NASSAU, Bahamas -- Marketing issues dominated the 38th annual Caribbean Hotel Industry Conference here.

The meeting, held at the Atlantis resort from June 13 to 16, attracted more than 1,000 hoteliers, vendors, government and tourism officials.

Keynote speaker Roger Ballou, chairman and chief executive officer of Global Vacation Group, outlined seven elements -- what he called the Magnificent Seven -- that will most heavily impact the Caribbean in the next 10 years.

The elements are new destination channels, consumer preference changes, demographic changes, consolidation, branding, globalization and "hanging."

Branding is emerging as the premier marketing tool, according to Ballou. "Agents will increasingly rely on well-known, branded vacation products that deliver a consistent experience and bring customers back again and again," said Ballou.

Mature couples without children under the age of 18 "will be the market's fastest growing segment through the year 2005," said Ballou. "There are 78 million aging baby boomers heading our way, and we have to be ready for them."

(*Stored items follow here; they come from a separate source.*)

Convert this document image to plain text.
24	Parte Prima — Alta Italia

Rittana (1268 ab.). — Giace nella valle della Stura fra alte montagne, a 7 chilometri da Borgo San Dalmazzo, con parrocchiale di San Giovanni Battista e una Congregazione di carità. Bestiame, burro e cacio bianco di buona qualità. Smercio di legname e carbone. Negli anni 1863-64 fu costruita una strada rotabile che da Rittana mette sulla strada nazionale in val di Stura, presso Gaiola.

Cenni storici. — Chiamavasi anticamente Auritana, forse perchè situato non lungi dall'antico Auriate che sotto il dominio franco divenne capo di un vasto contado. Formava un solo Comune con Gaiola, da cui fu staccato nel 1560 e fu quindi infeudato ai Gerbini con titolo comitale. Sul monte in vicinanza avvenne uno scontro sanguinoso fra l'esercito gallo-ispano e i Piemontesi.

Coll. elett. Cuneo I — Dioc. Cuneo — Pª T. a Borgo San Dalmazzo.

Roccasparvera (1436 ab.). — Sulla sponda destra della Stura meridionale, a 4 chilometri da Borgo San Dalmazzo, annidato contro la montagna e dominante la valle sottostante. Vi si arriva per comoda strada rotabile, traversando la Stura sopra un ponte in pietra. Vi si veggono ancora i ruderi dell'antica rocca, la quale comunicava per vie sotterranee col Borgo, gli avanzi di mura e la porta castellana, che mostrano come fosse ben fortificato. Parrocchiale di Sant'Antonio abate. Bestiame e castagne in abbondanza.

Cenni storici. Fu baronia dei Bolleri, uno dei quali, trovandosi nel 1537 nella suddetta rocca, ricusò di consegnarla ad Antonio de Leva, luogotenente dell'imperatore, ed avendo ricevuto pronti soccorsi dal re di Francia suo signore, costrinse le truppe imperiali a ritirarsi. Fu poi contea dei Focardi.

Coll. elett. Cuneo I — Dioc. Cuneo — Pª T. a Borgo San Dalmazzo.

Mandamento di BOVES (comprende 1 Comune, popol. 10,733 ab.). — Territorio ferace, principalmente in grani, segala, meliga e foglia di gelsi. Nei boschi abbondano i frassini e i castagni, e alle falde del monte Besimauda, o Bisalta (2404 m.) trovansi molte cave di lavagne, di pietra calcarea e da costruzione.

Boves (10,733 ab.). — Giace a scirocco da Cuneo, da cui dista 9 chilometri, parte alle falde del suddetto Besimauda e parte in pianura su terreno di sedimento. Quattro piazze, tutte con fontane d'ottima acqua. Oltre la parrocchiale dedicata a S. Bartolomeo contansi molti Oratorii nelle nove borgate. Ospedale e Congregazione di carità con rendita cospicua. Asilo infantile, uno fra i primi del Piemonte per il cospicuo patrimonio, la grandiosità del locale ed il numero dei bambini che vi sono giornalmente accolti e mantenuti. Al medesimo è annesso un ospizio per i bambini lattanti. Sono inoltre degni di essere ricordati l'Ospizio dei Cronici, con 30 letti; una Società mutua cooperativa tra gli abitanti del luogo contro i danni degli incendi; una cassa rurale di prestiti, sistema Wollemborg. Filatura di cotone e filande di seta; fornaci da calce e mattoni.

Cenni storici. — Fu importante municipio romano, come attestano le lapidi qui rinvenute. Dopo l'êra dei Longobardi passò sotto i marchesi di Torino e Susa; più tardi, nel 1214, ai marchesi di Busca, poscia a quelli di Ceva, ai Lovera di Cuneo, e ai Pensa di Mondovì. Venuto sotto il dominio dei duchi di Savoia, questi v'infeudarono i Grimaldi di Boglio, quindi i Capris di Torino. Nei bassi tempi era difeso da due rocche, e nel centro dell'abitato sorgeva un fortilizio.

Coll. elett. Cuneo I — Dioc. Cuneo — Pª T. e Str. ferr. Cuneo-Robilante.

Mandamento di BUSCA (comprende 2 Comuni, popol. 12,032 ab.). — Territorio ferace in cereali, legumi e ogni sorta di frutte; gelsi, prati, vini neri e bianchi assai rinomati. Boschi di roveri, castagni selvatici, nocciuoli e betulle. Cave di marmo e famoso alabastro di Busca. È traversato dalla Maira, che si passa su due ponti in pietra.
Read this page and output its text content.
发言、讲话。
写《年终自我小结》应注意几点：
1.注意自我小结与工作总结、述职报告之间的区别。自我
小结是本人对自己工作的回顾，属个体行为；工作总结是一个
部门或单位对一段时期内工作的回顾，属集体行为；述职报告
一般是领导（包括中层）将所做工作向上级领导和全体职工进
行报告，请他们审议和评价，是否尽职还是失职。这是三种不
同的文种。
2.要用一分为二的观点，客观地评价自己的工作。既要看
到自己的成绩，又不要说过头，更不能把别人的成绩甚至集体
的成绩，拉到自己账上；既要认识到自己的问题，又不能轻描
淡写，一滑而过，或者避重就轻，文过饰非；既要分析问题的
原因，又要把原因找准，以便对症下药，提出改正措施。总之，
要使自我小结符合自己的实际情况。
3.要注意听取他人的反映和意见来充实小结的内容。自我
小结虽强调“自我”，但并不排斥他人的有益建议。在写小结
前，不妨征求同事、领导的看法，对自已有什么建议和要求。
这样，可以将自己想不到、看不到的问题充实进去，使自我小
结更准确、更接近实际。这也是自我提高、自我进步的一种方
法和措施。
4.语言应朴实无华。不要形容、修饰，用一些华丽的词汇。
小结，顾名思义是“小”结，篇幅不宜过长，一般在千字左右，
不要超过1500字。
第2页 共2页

Ballou forecast an accelerated rate of consolidation in the package vacation industry. "The industry of the future will be led by a few companies with strong, well-marketed brands; a handful of off-price competitors, and a select number of niche players," he said.

Tourism competition is worldwide, due to globalization of the economy, Ballou said. "This makes local competition tougher, but it gives all of us a much wider market in which to compete."

"Hanging," according to Ballou, drives home a concept that the Caribbean has been working toward -- becoming more of a marketing force. If we don't hang together as a cohesive unit, we will miss the opportunity to maximize opportunities," said Ballou.

Ballou urged the Caribbean as a whole to join forces to create a data warehouse and products that will meet customers' needs. Both Caribbean Hotel Association and Caribbean Tourism Organization officials hope to launch a regional marketing program by 2000.

The CTO board of directors recently voted to support a $12 million program, with each government appropriating 3% of its national tourism budget to the Caribbean Coalition for Tourism. A similar CHA meeting is set for July 15.

"The Caribbean as a destination is not advertised or promoted," said John Bell, CHA general director and chief executive officer. "We have to bury our differences from island to island and put the Caribbean front and center in the face of the public."

Airport, hotels are discussed

NASSAU, Bahamas -- Airport enhancements and hotel developments here also topped the news at the 38th Caribbean Hotel Industry Conference. Vincent Vanderpool-Wallace, director general of the Bahamas Ministry of Tourism, reported that foreign investment in the Bahamas totaled $1.8 billion in the past five years; the Atlantis project accounted for half of the investment sum.

He also said that hotel rates in Nassau-Paradise Island increased 65% in the last three years. Hotel room inventory in the Bahamas is up 23% in the past year, and airlift has jumped accordingly, up 26% in the past year, Vanderpool-Wallace said.

Starting July 1, the Bahamas Airport Authority takes effect as a 15-member board, funded by the government, which will be responsible for management of the airport.

"The airport needs attention in the arrivals and baggage areas, customs, immigration, departure gates and taxi stands," said Vanderpool-Wallace. "This board will be in charge of making the airport a more user-friendly facility for our guests." -- G.N.M.